Sabtu (9/8) itu, Ayi Beutik, panglima Viking Persib Club (VPC) meninggalkan kita semua. Duka tak hanya menyelimuti punggawa VPC, tetapi seluruh insan sepak bola Indonesia. Semua kalangan merasa kehilangan.

Berbicara kematian Ayi Beutik, maka kita tak hanya berbicara tentang kehilangan bobotoh nomor satu. Kita pun berbicara tentang kehilangan suami dan ayah. Ayi Beutik meninggalkan Mia Dasmawati (istri), Jayalah Persibku (anak pertama), dan Usab Perning (anak kedua).

Hidup Mia serasa berhenti sesaat. Duka mendalam kerap kali terasa, bahkan hingga enam tahun sepeninggal Ayi Beutik. Namun ia mesti bangkit.

“Kalau untuk sedih mah sampai sekarang juga masih. Terutama kalau lagi kesal, lagi capek, lagi banyak pikiran suka nangis sendiri,” ungkap Mia jujur.

Sepeninggal Ayi Beutik, Mia menjadi seorang single parent. Ia menafkahi kedua anaknya seorang diri, serta menjadi sosok ibu sekaligus ayah bagi kedua anaknya. Meski begitu, ia telah bersiap sebelumnya.

Tak disangka-sangka, sebelum meniggalkan Mia, Ayi Beutik telah mempersiapkan istrinya untuk bisa hidup mandiri. Beberapa bulan sebelum dipanggil Sang Pencipta, Ayi mengajarkan semuanya yang ia bisa.

“Beberapa bulan sebelum meninggal, memang almarhum itu mengajarkan saya untuk bisa mandiri. Sampai ngangkat galon saja ngajarin,” katanya. 

Tetapi bukan berarti Mia sudah sepenuhnya siap. Salah satu yang menggoyahkan hatinya adalah masalah perekonomian.

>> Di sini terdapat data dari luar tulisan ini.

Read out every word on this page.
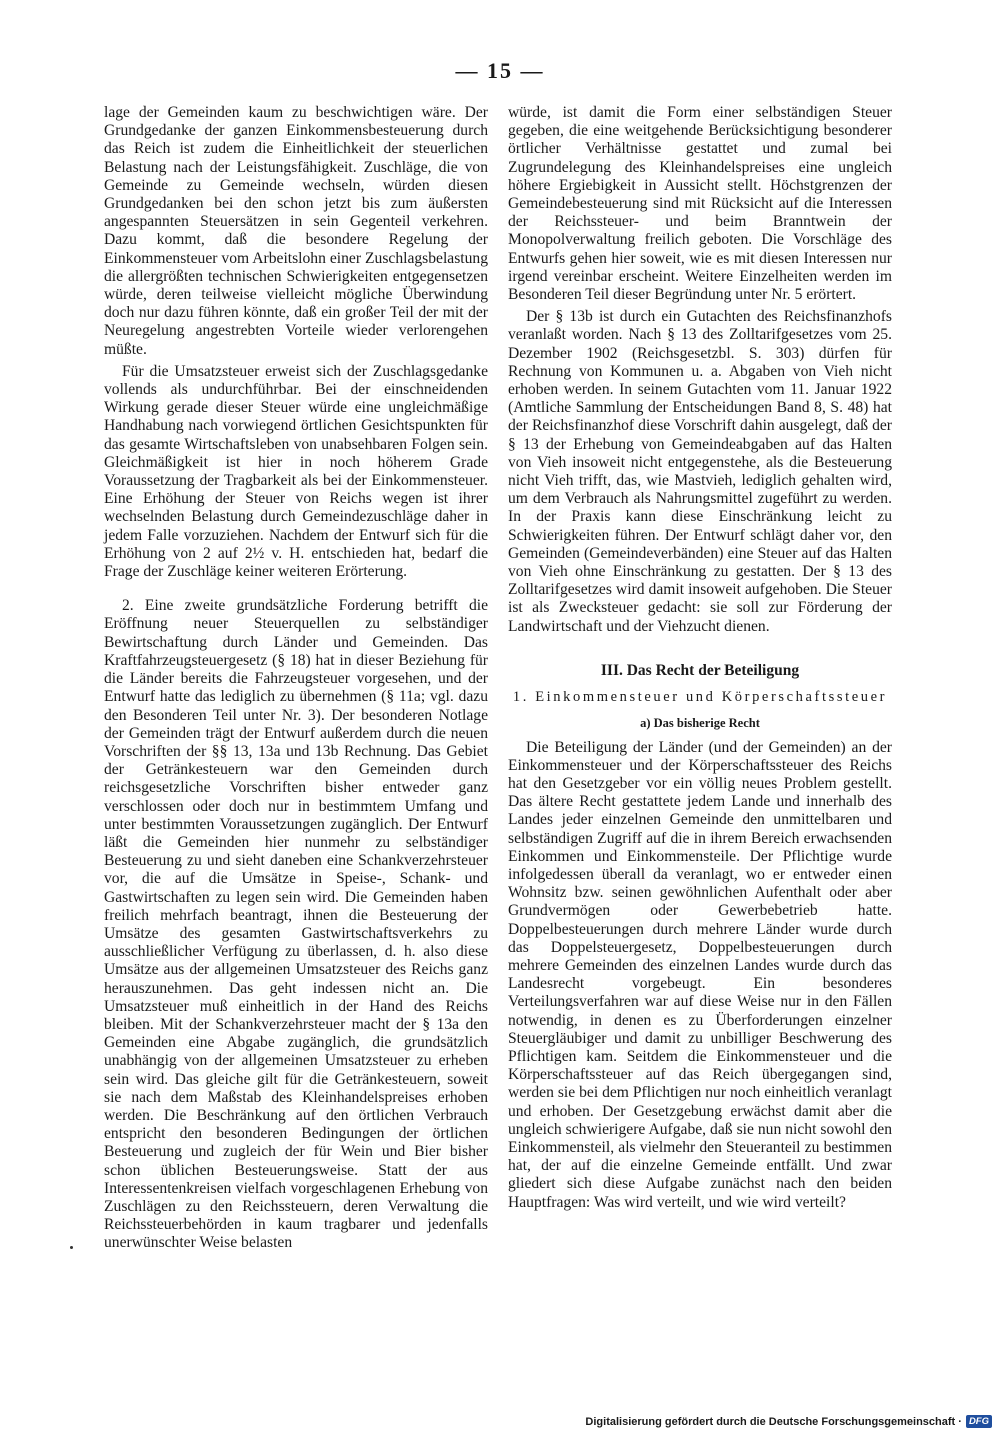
— 15 —

lage der Gemeinden kaum zu beschwichtigen wäre. Der Grundgedanke der ganzen Einkommensbesteuerung durch das Reich ist zudem die Einheitlichkeit der steuerlichen Belastung nach der Leistungsfähigkeit. Zuschläge, die von Gemeinde zu Gemeinde wechseln, würden diesen Grundgedanken bei den schon jetzt bis zum äußersten angespannten Steuersätzen in sein Gegenteil verkehren. Dazu kommt, daß die besondere Regelung der Einkommensteuer vom Arbeitslohn einer Zuschlagsbelastung die allergrößten technischen Schwierigkeiten entgegensetzen würde, deren teilweise vielleicht mögliche Überwindung doch nur dazu führen könnte, daß ein großer Teil der mit der Neuregelung angestrebten Vorteile wieder verlorengehen müßte.

Für die Umsatzsteuer erweist sich der Zuschlagsgedanke vollends als undurchführbar. Bei der einschneidenden Wirkung gerade dieser Steuer würde eine ungleichmäßige Handhabung nach vorwiegend örtlichen Gesichtspunkten für das gesamte Wirtschaftsleben von unabsehbaren Folgen sein. Gleichmäßigkeit ist hier in noch höherem Grade Voraussetzung der Tragbarkeit als bei der Einkommensteuer. Eine Erhöhung der Steuer von Reichs wegen ist ihrer wechselnden Belastung durch Gemeindezuschläge daher in jedem Falle vorzuziehen. Nachdem der Entwurf sich für die Erhöhung von 2 auf 2½ v. H. entschieden hat, bedarf die Frage der Zuschläge keiner weiteren Erörterung.

2. Eine zweite grundsätzliche Forderung betrifft die Eröffnung neuer Steuerquellen zu selbständiger Bewirtschaftung durch Länder und Gemeinden. Das Kraftfahrzeugsteuergesetz (§ 18) hat in dieser Beziehung für die Länder bereits die Fahrzeugsteuer vorgesehen, und der Entwurf hatte das lediglich zu übernehmen (§ 11a; vgl. dazu den Besonderen Teil unter Nr. 3). Der besonderen Notlage der Gemeinden trägt der Entwurf außerdem durch die neuen Vorschriften der §§ 13, 13a und 13b Rechnung. Das Gebiet der Getränkesteuern war den Gemeinden durch reichsgesetzliche Vorschriften bisher entweder ganz verschlossen oder doch nur in bestimmtem Umfang und unter bestimmten Voraussetzungen zugänglich. Der Entwurf läßt die Gemeinden hier nunmehr zu selbständiger Besteuerung zu und sieht daneben eine Schankverzehrsteuer vor, die auf die Umsätze in Speise-, Schank- und Gastwirtschaften zu legen sein wird. Die Gemeinden haben freilich mehrfach beantragt, ihnen die Besteuerung der Umsätze des gesamten Gastwirtschaftsverkehrs zu ausschließlicher Verfügung zu überlassen, d. h. also diese Umsätze aus der allgemeinen Umsatzsteuer des Reichs ganz herauszunehmen. Das geht indessen nicht an. Die Umsatzsteuer muß einheitlich in der Hand des Reichs bleiben. Mit der Schankverzehrsteuer macht der § 13a den Gemeinden eine Abgabe zugänglich, die grundsätzlich unabhängig von der allgemeinen Umsatzsteuer zu erheben sein wird. Das gleiche gilt für die Getränkesteuern, soweit sie nach dem Maßstab des Kleinhandelspreises erhoben werden. Die Beschränkung auf den örtlichen Verbrauch entspricht den besonderen Bedingungen der örtlichen Besteuerung und zugleich der für Wein und Bier bisher schon üblichen Besteuerungsweise. Statt der aus Interessentenkreisen vielfach vorgeschlagenen Erhebung von Zuschlägen zu den Reichssteuern, deren Verwaltung die Reichssteuerbehörden in kaum tragbarer und jedenfalls unerwünschter Weise belasten

würde, ist damit die Form einer selbständigen Steuer gegeben, die eine weitgehende Berücksichtigung besonderer örtlicher Verhältnisse gestattet und zumal bei Zugrundelegung des Kleinhandelspreises eine ungleich höhere Ergiebigkeit in Aussicht stellt. Höchstgrenzen der Gemeindebesteuerung sind mit Rücksicht auf die Interessen der Reichssteuer- und beim Branntwein der Monopolverwaltung freilich geboten. Die Vorschläge des Entwurfs gehen hier soweit, wie es mit diesen Interessen nur irgend vereinbar erscheint. Weitere Einzelheiten werden im Besonderen Teil dieser Begründung unter Nr. 5 erörtert.

Der § 13b ist durch ein Gutachten des Reichsfinanzhofs veranlaßt worden. Nach § 13 des Zolltarifgesetzes vom 25. Dezember 1902 (Reichsgesetzbl. S. 303) dürfen für Rechnung von Kommunen u. a. Abgaben von Vieh nicht erhoben werden. In seinem Gutachten vom 11. Januar 1922 (Amtliche Sammlung der Entscheidungen Band 8, S. 48) hat der Reichsfinanzhof diese Vorschrift dahin ausgelegt, daß der § 13 der Erhebung von Gemeindeabgaben auf das Halten von Vieh insoweit nicht entgegenstehe, als die Besteuerung nicht Vieh trifft, das, wie Mastvieh, lediglich gehalten wird, um dem Verbrauch als Nahrungsmittel zugeführt zu werden. In der Praxis kann diese Einschränkung leicht zu Schwierigkeiten führen. Der Entwurf schlägt daher vor, den Gemeinden (Gemeindeverbänden) eine Steuer auf das Halten von Vieh ohne Einschränkung zu gestatten. Der § 13 des Zolltarifgesetzes wird damit insoweit aufgehoben. Die Steuer ist als Zwecksteuer gedacht: sie soll zur Förderung der Landwirtschaft und der Viehzucht dienen.

III. Das Recht der Beteiligung
1. Einkommensteuer und Körperschaftssteuer
a) Das bisherige Recht

Die Beteiligung der Länder (und der Gemeinden) an der Einkommensteuer und der Körperschaftssteuer des Reichs hat den Gesetzgeber vor ein völlig neues Problem gestellt. Das ältere Recht gestattete jedem Lande und innerhalb des Landes jeder einzelnen Gemeinde den unmittelbaren und selbständigen Zugriff auf die in ihrem Bereich erwachsenden Einkommen und Einkommensteile. Der Pflichtige wurde infolgedessen überall da veranlagt, wo er entweder einen Wohnsitz bzw. seinen gewöhnlichen Aufenthalt oder aber Grundvermögen oder Gewerbebetrieb hatte. Doppelbesteuerungen durch mehrere Länder wurde durch das Doppelsteuergesetz, Doppelbesteuerungen durch mehrere Gemeinden des einzelnen Landes wurde durch das Landesrecht vorgebeugt. Ein besonderes Verteilungsverfahren war auf diese Weise nur in den Fällen notwendig, in denen es zu Überforderungen einzelner Steuergläubiger und damit zu unbilliger Beschwerung des Pflichtigen kam. Seitdem die Einkommensteuer und die Körperschaftssteuer auf das Reich übergegangen sind, werden sie bei dem Pflichtigen nur noch einheitlich veranlagt und erhoben. Der Gesetzgebung erwächst damit aber die ungleich schwierigere Aufgabe, daß sie nun nicht sowohl den Einkommensteil, als vielmehr den Steueranteil zu bestimmen hat, der auf die einzelne Gemeinde entfällt. Und zwar gliedert sich diese Aufgabe zunächst nach den beiden Hauptfragen: Was wird verteilt, und wie wird verteilt?

Digitalisierung gefördert durch die Deutsche Forschungsgemeinschaft · DFG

“Kalau dulu kan, ya untuk perekonomian bisa saling bantu. Kalau sekarang, kan berjuang sendiri. Tetapi, kalau saya berusaha tak menunjukkan kesedihan,” katanya.

Meski saat itu Mia sudah bekerja sebagai PNS guru sekolah dasar, uang yang dimiliki belum memenuhi kebutuhan. Hal itu wajar. Karena seiring berjalannya waktu, kebutuhan pun terus bertambah.

Akhirnya Mia memutuskan untuk memulai bisnis clothing dengan menggunakan nama suaminya, Beutik Company. Gagasan itu didukung penuh oleh keluarga serta kolega dekatnya. Selain itu, motivasinya bertambah ketika ada pesanan baju dari Viking Taiwan.

“Sebab, setelah beliau meninggal itu banyak sekali orang yang memproduksi baju beliau dan laku. Pada saat orang lain bisa, kenapa saya tidak bisa,” ujar Mia.

Setelah itu, Mia yakin. Ia meminjam uang Rp. 10 juta dari koperasi tempatnya bekerja. Bisnis pun dimulai.

Selain memenuhi pesanan dari Viking Taiwan, Mia pun menerima pesanan daring. Semua pesanan dibuat dan dikemas di rumahnya. Saat Persib Bandung bertanding, ia mulai rutin berjualan di Stadion Si Jalak Harupat.

Bisnis berjalan, hidup berjalan. Setelah bisnisnya berkembang, Mia membuka toko di daerah Sederhana. Tahun 2017, tokonya mulai ramai dan harus pindah ke daerah Jl. Jawa.

Pada akhirnya, Ayi Beutik tidak pernah meninggalkan kita. Ia lekat, menyentuh urat nadi kita.